Samael
Prólogo
El cielo rojizo y los truenos y relámpagos resonaban haciendo un ruido ensordecedor, la tierra vibraba bajo ellos, destrozando las montañas al caer con ferocidad. Un páramo yermo, erosionado y completamente muerto daba su último aliento al torbellino de energía que envolvía a la mujer. Se cogía la cabeza llorando y gritando "¡Mi hijo!". Entre sus brazos se encontraba un joven de largo cabello plateado atravesado con una espada de filo negro que poco a poco se enterraba más y más en aquel cuerpo que comenzaba a perder la vida. De sus manos corrían hilos de sangre que al llegar a la punta de sus dedos formaban gotas espesas que descendían llenando las rocas de una capa carmesí.
El llanto de la mujer era desgarrador, dejó el cuerpo inerte de su hijo con manos trémulas, a su espalda se encontraban siete sujetos, siete entes que habían sido responsables de aquello. Siete entes que eran los responsables de todos los males sobre la tierra. Con risa burlona miraban a la mujer mientras sujetaban otro cuerpo masculino por sus largos cabellos, con un solo golpe de espada, esa cabeza fue desprendida de aquel cuerpo, salpicando de sangre no solo la tierra, sino también con unas gotas el rostro de aquella mujer.
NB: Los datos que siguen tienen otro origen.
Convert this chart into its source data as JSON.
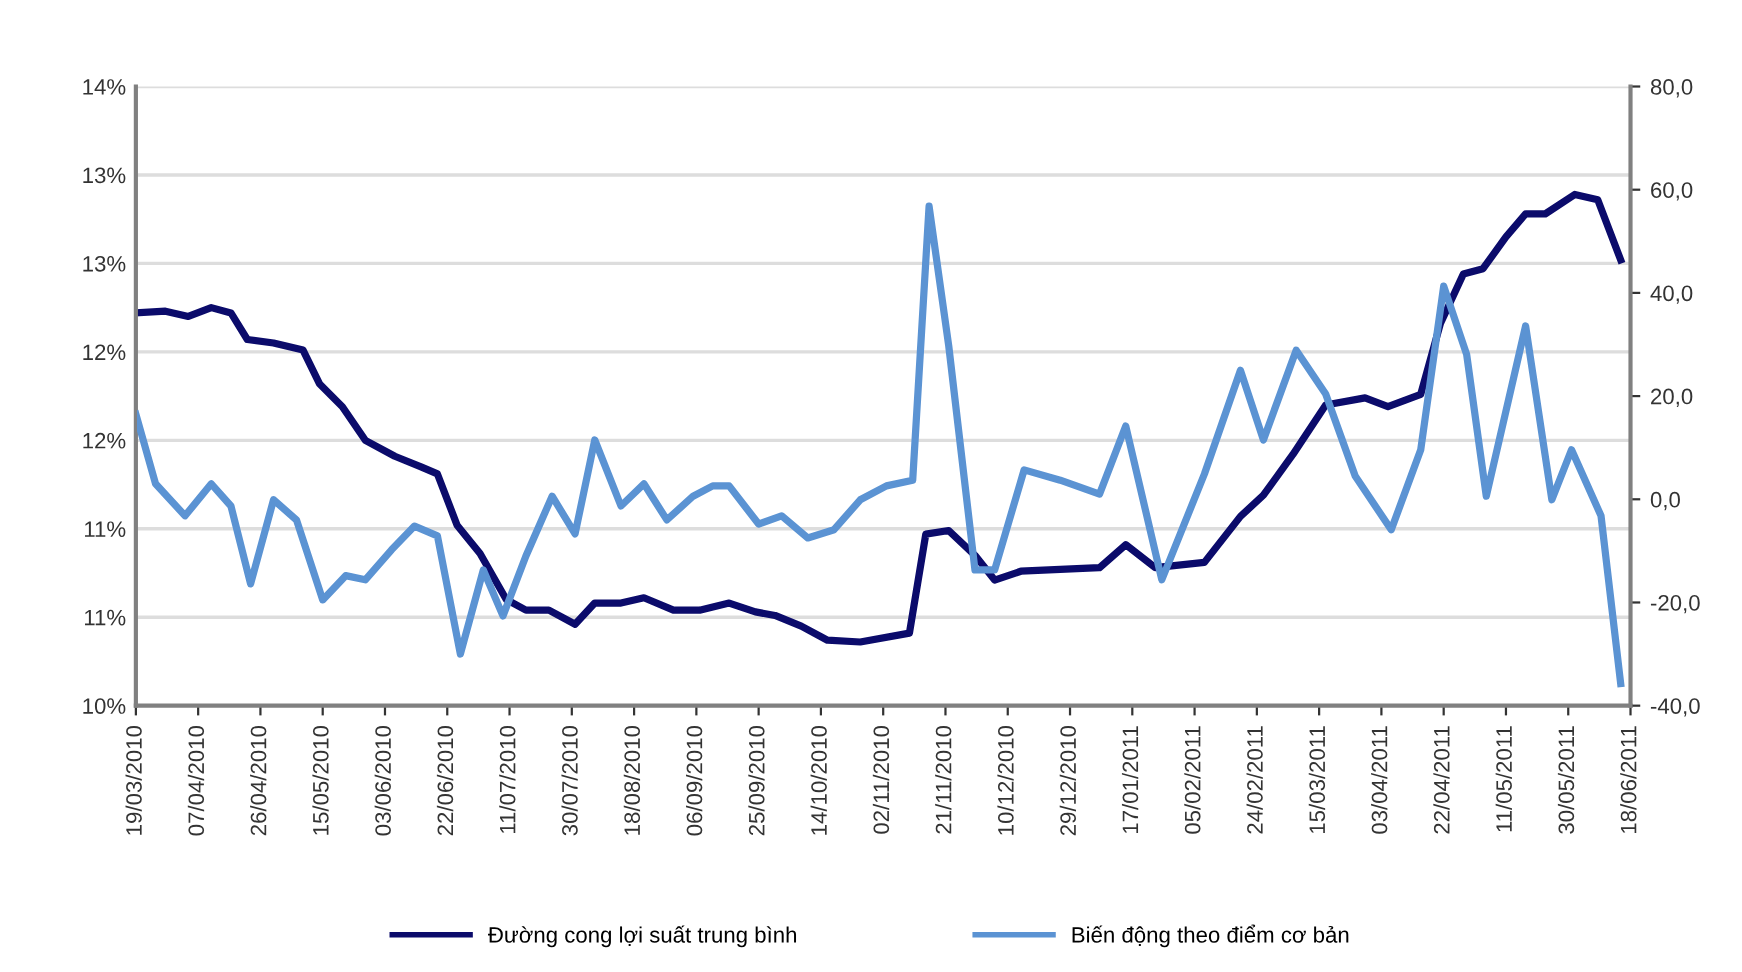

― ¿Qué sucede hija de Él? ¿Acaso no te gustó nuestra sorpresa?̶―el tono de su voz era absolutamente arrogante, de autosuficiencia, como si el universo estuviese bajo sus pies y nada ni nadie pudiese arrebatarle aquel puesto.
― ¡USTEDES MORIRÁN!―el grito estruendoso vino acompañado de una ráfaga de viento que elevó rocas pequeñas que se metían en los ojos. Su cuerpo comenzó a brillar mientras de su pecho algo se liberaba, algo se quebraba y a la vez algo se abría. Aquella mujer comenzaba a liberar algo que prontamente llevaría todo a un cataclismo perfecto.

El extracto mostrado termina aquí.